Three points to note

 

  1. While the sex ratio is positive for the Kerala economy as a whole this is an average figure concealing a variation across age groups. The juvenile sex  ratio (that is, for the 0-6 years age group) is 963women to 1000 men raising the spectre of sex determination at birth even in this allegedly most political of states.

 

  1. The 2001 Census points to a lowering of the female work participation rate from 16.6 percent in 1981 to 15.3 in 2001. We find the participation rate declining at a time when female empowerment would require its rising. Traditionally female employment was high in agriculture with certain tasks such as the transplantation of paddy being reserved for women. The decline of paddy cultivation has meant a decline in opportunities for female employment even as we must account for the fact that there has been exit from such labour with social mobility.

 

  1. The relative high value of indicators of women’s development reported for Kerala must be seen against the poor participation of women in the upper reaches of the governance structure. For instance while the representation of women in the local bodies is over a third it is near absent in the legislature and the administrative and police services. The reasonable representation at the local body level is due to reservation.
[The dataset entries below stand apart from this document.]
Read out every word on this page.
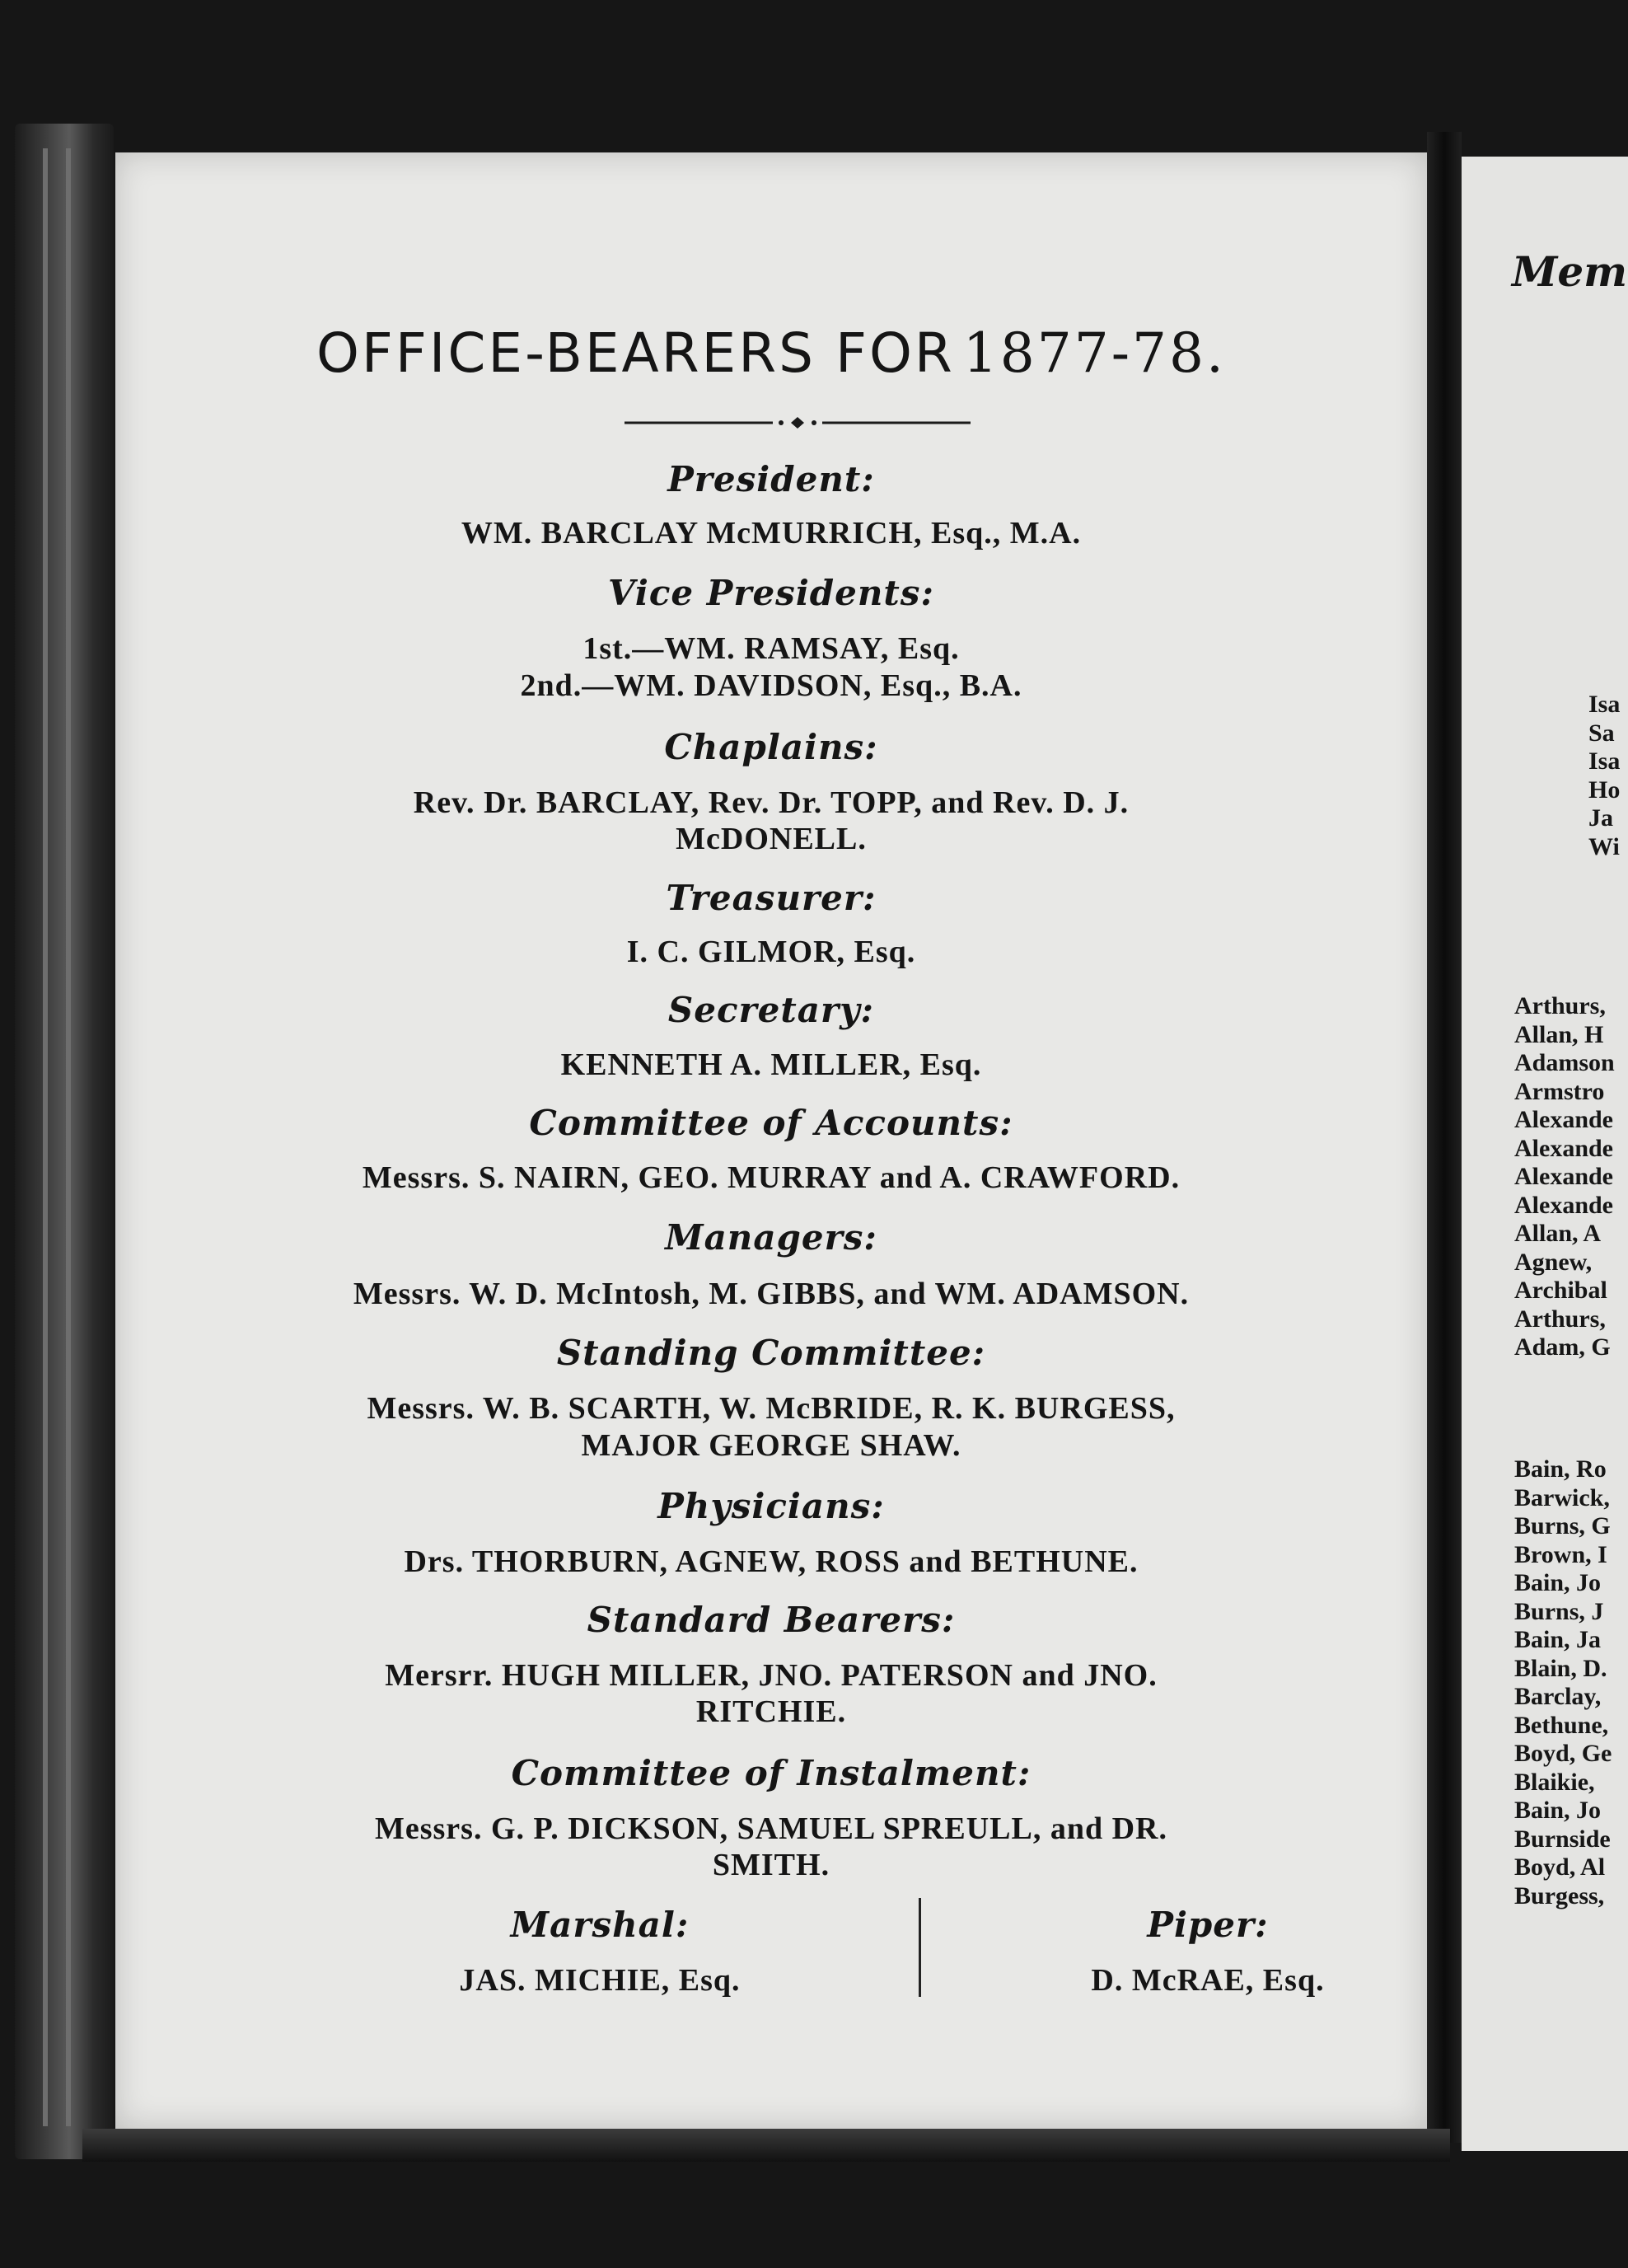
OFFICE-BEARERS FOR 1877-78.
President:
WM. BARCLAY McMURRICH, Esq., M.A.
Vice Presidents:
1st.—WM. RAMSAY, Esq.
2nd.—WM. DAVIDSON, Esq., B.A.
Chaplains:
Rev. Dr. BARCLAY, Rev. Dr. TOPP, and Rev. D. J.
McDONELL.
Treasurer:
I. C. GILMOR, Esq.
Secretary:
KENNETH A. MILLER, Esq.
Committee of Accounts:
Messrs. S. NAIRN, GEO. MURRAY and A. CRAWFORD.
Managers:
Messrs. W. D. McIntosh, M. GIBBS, and WM. ADAMSON.
Standing Committee:
Messrs. W. B. SCARTH, W. McBRIDE, R. K. BURGESS,
MAJOR GEORGE SHAW.
Physicians:
Drs. THORBURN, AGNEW, ROSS and BETHUNE.
Standard Bearers:
Mersrr. HUGH MILLER, JNO. PATERSON and JNO.
RITCHIE.
Committee of Instalment:
Messrs. G. P. DICKSON, SAMUEL SPREULL, and DR.
SMITH.
Marshal:
JAS. MICHIE, Esq.
Piper:
D. McRAE, Esq.
Mem
Isa
Sa
Isa
Ho
Ja
Wi
Arthurs,
Allan, H
Adamson
Armstro
Alexande
Alexande
Alexande
Alexande
Allan, A
Agnew,
Archibal
Arthurs,
Adam, G
Bain, Ro
Barwick,
Burns, G
Brown, I
Bain, Jo
Burns, J
Bain, Ja
Blain, D.
Barclay,
Bethune,
Boyd, Ge
Blaikie,
Bain, Jo
Burnside
Boyd, Al
Burgess,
Perhaps we should consider similar reservation in the state’s legislative assembly.

 

This section has drawn substantially on ‘Unlearning the lessons in Kerala’ by  Sarita Varma, Financial Express, August 21, 2005 

 

Natural Capital

 

There is barely any concern for natural capital in the state. The link between health and the natural environment is often ignored. Note for instance, the Report of the Centre for Water Resources Development and Management, Kozhikode that close to ninety percent of the wells in Kerala are polluted.

 

It is important to note that a large part of the destruction of the environment is due to consumption as the state is not a major producer of goods. This must be borne in mind for the trade-off is not automatically between employment and the environment in Kerala, as mostly tends to get assumed. The internationally constituted academic concern of whether we are consuming too much in the aggregate (Kenneth Arrow et al. 2004. Are we consuming too much? Journal of Economic Perspectives 18(3):147-172.) is now entirely relevant for Kerala. Clearly there is needed a concerted and publicly-driven effort at conservation.

 

We need to distinguish between natural capital as an integral part of an economy, vital to its ability to generate wealth in a sustained way, and natural capital as an exploitable resource. When I speak of the latter I refer to the exhortation to preserve the natural environment as a bait for tourists, a view often articulated by government agencies. While this is by no means unreasonable, we underestimate the extent to which the economy’s future more generally is related to natural capital the role of which ranges from the production of biomass to the provision of inputs to the production of goods.